Sunday, April 20, 2014

Special Resurrection Edition: Chopin's ballades and Beethoven's Op. 111 Sonata revisited

[Click to enlarge]

Agustin Anievas, piano. EMI, recorded in London, June 1975

Sviatoslav Richter, piano. Praga, recorded live in Prague, Feb. 21, 1960 (mono)

by Ken

Sometimes when I go back to an old "Sunday Classics" post I take heart in the realization that if there's nothing else to be said for it, there's the music. It happened again this week with a May 2012 post I happened to be looking at, "A vision for the future in Beethoven's last piano sonata," for a reason I'll explain in a moment.

After a tease of Beethoven's immensely compact and cryptic yet approachable Op. 111 Piano Sonata, we heard the second of Chopin's four miraculously dramatic ballades, much as we just did above. (In fact, as regards the performances, exactly as we just did above. The score page is new, though. And in the original post I did include this compact note about the two performances: "first a lovely performance by Agustin Anievas, then a more searching performance by Sviatoslav Richter (from the same Prague broadcast from which we recently heard the First Ballade).")

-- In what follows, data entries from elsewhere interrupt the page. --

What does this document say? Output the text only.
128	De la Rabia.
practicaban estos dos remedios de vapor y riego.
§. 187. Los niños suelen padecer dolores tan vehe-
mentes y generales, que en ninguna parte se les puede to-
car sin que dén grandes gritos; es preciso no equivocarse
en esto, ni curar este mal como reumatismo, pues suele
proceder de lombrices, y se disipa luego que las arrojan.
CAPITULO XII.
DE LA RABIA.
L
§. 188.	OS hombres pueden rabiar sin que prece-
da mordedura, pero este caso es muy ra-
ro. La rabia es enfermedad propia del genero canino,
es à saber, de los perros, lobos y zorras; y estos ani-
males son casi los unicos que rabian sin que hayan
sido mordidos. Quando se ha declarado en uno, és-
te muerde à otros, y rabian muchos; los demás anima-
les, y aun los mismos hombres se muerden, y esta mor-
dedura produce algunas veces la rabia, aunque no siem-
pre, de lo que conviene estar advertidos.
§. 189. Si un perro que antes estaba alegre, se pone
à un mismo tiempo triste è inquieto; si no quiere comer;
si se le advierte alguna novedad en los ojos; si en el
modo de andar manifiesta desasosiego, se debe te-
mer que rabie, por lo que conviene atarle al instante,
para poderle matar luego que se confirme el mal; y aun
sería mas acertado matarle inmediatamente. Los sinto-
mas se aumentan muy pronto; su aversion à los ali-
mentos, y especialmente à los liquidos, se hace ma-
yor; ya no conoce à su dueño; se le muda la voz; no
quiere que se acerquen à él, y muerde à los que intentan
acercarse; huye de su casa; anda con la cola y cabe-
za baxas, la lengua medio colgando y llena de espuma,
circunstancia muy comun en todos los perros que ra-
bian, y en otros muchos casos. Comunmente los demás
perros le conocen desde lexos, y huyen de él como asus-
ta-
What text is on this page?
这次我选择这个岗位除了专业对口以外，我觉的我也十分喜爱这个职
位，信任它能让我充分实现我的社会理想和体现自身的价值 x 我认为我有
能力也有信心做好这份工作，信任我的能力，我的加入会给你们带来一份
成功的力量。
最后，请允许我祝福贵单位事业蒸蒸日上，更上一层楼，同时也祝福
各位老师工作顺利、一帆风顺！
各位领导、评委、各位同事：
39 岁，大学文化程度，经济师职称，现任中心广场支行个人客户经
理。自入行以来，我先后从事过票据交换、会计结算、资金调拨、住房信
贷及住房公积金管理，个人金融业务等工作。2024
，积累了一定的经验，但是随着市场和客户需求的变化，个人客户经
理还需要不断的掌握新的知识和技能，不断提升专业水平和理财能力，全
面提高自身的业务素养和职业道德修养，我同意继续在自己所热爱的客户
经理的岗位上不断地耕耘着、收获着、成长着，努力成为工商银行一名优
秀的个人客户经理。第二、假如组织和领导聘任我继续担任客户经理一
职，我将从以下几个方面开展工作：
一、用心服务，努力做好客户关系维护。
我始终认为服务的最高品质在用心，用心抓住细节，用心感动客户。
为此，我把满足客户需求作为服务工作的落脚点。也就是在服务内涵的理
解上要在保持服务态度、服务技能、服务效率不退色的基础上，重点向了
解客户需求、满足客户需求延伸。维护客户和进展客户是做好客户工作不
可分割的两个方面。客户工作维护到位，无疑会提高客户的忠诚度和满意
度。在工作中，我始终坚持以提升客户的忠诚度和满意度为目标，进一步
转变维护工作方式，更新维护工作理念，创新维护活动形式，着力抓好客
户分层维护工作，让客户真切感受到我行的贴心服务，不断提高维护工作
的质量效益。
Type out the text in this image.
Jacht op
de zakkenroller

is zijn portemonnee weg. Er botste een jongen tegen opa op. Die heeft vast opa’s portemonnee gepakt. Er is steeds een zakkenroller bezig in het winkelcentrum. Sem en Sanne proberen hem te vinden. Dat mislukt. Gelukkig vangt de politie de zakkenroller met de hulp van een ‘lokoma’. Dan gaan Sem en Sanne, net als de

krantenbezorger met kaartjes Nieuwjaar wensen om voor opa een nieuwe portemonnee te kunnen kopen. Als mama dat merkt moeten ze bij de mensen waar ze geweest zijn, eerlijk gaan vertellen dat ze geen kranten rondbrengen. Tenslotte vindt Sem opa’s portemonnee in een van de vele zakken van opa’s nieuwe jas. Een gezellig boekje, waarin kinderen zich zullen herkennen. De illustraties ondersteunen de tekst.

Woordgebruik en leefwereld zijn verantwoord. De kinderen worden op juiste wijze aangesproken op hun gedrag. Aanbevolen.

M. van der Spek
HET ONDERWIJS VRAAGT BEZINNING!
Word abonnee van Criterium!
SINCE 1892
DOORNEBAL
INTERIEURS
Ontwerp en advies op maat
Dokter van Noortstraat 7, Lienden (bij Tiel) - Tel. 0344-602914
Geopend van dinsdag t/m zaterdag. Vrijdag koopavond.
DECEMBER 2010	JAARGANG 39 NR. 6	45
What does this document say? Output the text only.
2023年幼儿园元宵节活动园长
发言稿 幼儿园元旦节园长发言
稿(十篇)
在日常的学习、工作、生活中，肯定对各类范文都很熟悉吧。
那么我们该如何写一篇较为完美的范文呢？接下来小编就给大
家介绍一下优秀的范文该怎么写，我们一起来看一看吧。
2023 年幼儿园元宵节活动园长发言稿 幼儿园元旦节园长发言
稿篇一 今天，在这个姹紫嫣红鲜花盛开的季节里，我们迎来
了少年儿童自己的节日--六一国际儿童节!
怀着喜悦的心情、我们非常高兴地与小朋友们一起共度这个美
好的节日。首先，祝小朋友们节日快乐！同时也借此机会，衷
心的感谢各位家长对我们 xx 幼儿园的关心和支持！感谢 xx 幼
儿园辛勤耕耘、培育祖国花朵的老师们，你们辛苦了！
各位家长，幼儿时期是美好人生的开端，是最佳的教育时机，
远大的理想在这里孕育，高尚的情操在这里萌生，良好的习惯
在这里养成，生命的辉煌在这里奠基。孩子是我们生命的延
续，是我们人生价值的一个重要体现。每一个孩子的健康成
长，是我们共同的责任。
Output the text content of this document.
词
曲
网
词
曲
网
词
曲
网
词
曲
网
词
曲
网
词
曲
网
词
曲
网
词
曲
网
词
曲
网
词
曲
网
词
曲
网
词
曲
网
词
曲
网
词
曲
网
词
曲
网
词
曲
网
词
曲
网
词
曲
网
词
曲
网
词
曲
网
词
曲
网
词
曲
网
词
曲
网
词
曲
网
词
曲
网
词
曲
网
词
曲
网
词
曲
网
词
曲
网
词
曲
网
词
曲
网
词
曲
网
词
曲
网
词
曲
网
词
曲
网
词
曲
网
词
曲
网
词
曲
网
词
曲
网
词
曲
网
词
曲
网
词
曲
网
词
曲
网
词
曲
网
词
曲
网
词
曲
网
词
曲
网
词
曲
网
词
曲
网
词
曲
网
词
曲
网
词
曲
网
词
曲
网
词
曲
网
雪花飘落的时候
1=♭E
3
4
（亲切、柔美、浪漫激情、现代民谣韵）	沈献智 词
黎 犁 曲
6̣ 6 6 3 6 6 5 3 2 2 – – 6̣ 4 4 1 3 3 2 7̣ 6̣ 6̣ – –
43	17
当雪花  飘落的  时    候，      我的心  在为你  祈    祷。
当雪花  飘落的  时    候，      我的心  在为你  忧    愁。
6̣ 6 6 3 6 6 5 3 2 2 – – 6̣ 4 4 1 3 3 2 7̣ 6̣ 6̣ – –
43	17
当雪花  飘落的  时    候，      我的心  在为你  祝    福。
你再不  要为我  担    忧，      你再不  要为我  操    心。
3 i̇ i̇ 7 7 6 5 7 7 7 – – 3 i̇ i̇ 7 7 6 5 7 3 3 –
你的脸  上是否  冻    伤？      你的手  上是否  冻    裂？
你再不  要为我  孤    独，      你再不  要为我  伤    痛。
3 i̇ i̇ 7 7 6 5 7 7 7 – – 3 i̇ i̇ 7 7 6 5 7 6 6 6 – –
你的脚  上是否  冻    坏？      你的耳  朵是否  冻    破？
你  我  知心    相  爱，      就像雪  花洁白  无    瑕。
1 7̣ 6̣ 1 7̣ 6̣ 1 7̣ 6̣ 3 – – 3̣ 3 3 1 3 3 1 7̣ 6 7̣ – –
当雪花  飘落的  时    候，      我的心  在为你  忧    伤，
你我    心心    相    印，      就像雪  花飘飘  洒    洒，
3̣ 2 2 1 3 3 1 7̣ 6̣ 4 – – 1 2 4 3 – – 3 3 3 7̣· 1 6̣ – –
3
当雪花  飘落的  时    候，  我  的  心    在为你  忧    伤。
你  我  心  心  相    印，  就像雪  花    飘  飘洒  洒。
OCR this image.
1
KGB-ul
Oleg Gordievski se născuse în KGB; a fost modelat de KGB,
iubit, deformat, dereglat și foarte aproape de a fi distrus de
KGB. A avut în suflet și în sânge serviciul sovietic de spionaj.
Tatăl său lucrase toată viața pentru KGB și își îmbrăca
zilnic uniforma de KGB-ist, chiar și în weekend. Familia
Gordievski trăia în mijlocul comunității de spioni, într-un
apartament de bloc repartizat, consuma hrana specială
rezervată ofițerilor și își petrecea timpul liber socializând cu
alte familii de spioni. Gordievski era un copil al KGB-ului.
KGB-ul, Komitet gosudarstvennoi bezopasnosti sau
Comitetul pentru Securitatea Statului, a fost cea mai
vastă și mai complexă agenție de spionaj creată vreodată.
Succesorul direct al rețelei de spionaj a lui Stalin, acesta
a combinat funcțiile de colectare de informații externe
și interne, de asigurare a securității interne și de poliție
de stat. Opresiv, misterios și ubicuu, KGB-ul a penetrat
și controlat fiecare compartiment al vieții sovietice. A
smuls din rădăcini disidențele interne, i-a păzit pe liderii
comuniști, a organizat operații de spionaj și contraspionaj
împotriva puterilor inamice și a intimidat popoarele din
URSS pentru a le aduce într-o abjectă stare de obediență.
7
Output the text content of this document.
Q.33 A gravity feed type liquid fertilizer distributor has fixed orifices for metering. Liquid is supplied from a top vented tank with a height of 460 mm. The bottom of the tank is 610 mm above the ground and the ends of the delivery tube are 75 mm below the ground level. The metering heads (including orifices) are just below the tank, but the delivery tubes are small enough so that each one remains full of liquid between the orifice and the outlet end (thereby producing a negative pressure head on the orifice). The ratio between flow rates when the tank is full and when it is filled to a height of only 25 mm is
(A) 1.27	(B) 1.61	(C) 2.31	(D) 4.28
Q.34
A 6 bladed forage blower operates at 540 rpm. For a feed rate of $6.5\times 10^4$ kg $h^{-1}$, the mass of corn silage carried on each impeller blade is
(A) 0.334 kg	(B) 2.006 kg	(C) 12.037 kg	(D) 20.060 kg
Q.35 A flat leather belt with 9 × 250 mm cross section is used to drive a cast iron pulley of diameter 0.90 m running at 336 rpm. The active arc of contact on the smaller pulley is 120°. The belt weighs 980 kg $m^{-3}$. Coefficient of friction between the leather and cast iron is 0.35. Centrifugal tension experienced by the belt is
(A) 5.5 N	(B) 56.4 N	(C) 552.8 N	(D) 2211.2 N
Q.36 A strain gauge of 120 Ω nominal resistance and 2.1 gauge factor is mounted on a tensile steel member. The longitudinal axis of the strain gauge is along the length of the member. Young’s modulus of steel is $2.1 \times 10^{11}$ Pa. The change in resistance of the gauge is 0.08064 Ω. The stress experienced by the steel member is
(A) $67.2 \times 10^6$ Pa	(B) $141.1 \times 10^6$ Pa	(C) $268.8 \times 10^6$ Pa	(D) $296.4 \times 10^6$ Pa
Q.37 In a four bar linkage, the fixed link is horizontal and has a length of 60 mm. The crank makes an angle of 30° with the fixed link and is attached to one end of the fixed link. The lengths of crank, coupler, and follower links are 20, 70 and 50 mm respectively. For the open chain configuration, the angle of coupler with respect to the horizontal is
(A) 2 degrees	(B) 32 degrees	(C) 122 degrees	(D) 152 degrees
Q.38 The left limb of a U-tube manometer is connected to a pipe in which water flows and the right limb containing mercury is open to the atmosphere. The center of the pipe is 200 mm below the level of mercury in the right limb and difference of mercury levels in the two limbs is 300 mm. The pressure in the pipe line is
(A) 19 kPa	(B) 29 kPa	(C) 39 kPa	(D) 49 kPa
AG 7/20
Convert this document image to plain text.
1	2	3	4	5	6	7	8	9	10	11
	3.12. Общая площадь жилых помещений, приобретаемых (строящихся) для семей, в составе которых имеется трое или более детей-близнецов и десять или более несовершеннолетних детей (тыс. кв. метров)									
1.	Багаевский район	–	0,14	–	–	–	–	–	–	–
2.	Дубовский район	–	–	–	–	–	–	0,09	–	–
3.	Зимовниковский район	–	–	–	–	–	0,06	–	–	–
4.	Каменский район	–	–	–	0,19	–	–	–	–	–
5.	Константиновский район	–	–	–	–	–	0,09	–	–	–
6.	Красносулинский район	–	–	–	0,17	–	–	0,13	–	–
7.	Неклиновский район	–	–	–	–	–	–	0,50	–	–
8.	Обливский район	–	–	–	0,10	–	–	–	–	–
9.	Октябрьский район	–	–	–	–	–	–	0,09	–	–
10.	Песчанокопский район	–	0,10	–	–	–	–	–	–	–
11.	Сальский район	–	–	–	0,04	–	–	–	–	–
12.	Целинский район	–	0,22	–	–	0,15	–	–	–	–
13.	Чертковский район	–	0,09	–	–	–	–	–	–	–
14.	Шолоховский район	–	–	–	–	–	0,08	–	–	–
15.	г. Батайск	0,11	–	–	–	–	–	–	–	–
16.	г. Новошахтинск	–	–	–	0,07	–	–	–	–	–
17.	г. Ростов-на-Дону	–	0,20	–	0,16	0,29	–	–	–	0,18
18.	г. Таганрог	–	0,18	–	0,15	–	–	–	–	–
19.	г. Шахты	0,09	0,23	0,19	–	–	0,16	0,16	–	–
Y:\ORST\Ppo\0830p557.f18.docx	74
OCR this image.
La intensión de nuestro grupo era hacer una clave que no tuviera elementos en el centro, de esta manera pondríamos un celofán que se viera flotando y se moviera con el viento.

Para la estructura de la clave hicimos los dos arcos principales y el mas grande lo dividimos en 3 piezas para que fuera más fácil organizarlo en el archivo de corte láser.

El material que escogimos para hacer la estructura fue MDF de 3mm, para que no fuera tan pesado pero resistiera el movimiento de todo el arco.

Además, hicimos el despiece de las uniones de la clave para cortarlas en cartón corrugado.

What had occasioned the original post was the anticipation of hearing a live performance of the four Chopin ballades and the Beethoven Op. 111 Sonata. As I wrote at the time:
I wasn't sure how the two would go together. It's not a huge amount of music quantity-wise -- figure something under 30 minutes for the Beethoven sonata and maybe 35-40 for the combined Chopin ballades -- but golly, if you want to talk quality! (In the event, after all our talk about piano encores, there weren't any!)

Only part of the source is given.